Swedish wunderkind Amanda Mair is the kind of preposterously gifted teenager who encapsulates everything that pop’s young dream should be about. She’s got the photogenic model looks, a voice that glides out of the speakers like living silk, and most importantly, the songs to match. For those wooed by Niki And The Dove‘s fantastical airy soundscapes, Mair’s debut album hits the spot like a drop of sweet nectar. Said And Done is a sheer joy to listen to, all oriental strings and glimmering star-light twinkles kissing up against each-other in a beautiful union of songwriting knack and inherently Scandinavian melody.
Lead single Doubt sits nicely alongside the likes of Robyn and Vanbot; Mair’s voice reaching out with a maturity far beyond her years – there’s a soul-searching yearning in it that sweeps over the melange of electronics with a sensibility that recalls some lost ’80s gem. And then, in the middle-eight, Mair speaks out to us, imploring “Will love destroy me… will love destroy this weeping heart of mine?” It’s a moment of spirit-shattering fragility and tenderness, so bereft the lines feel like they’re on the cusp of fluttering away into the breeze. It’s utterly magic, and the ghostly backing vocals that intersperse both this song and House are really quite lovely.
There’s a real cutesy sweetness to a good chunk of the songs here, but never in the twee, saccharine way that has so characterised the likes of Birdy. No, Mair’s sound is something far more musically accomplished, and even by-the-numbers piano ballads like You’ve Been Here Before and Skinnarviksberget tug at the heartstrings in a way that feels refreshingly genuine. “Won’t you give me an hour of your precious time?” she tentatively asks on the latter – the answer could only ever be to happily oblige. Mair’s album poses itself in front of the listener like a well-wrapped Christmas gift, all done up in tinsel and bows; so charmingly presented, so endearing, that to refuse it would be to confess to a heart of stone.

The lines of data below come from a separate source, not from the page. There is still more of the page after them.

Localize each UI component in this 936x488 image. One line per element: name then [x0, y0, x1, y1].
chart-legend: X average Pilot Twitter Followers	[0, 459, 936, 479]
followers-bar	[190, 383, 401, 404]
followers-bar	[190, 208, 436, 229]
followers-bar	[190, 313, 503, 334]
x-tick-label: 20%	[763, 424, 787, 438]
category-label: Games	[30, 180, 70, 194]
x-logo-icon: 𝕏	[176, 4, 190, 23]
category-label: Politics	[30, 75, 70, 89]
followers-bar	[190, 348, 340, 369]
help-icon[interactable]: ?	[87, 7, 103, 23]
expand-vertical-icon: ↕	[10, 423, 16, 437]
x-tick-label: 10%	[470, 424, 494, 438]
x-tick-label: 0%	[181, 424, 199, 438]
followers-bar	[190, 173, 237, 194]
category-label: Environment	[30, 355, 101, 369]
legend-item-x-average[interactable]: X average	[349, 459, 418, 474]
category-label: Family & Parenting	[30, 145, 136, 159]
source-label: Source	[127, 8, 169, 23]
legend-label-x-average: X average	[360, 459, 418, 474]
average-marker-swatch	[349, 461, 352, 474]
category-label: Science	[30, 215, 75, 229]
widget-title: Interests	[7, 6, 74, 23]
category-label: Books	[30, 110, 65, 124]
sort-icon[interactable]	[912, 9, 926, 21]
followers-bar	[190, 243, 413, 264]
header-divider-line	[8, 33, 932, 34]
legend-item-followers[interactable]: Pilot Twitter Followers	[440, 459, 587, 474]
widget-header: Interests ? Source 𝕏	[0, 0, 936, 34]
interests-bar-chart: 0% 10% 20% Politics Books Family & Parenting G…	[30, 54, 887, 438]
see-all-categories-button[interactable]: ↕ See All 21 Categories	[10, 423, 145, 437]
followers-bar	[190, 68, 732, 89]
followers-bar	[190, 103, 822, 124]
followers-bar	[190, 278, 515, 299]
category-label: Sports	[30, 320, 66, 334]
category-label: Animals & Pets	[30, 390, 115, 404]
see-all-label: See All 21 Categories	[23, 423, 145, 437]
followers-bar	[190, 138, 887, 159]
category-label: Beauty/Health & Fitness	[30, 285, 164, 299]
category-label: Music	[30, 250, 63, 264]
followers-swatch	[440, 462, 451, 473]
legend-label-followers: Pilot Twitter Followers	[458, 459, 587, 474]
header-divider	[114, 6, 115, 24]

Sense manages to do the whole tuneful quirk-pop thing better than a hundred plays of Somebody That I Used To Know could. This is a girl that, still in her formative years, knows both herself and her sense of artistic integrity better than most people do at 40. For a debut effort, Amanda Mair’s record offers both startling clarity and cohesiveness, a cherry picked smattering of so many inter-related pop elements, here weaved together into a lustrous tapestry of accomplishment. Usually, when the phrase child protégé is bandied around, it comes with connotations of precocious über-brats drowning in their own smugness. In Mair’s case, her skills are presented without a hint of ego. Instead, her debut stands as testament to a remarkable individual on the cusp of womanhood.
When it comes to the brightest, most encouragingly talented new pop songstresses, Amanda Mair is trailblazing away in the upper echelons. If this is what she’s producing aged 17, the thought of what marvels she might work in the years to come is positively breathtaking.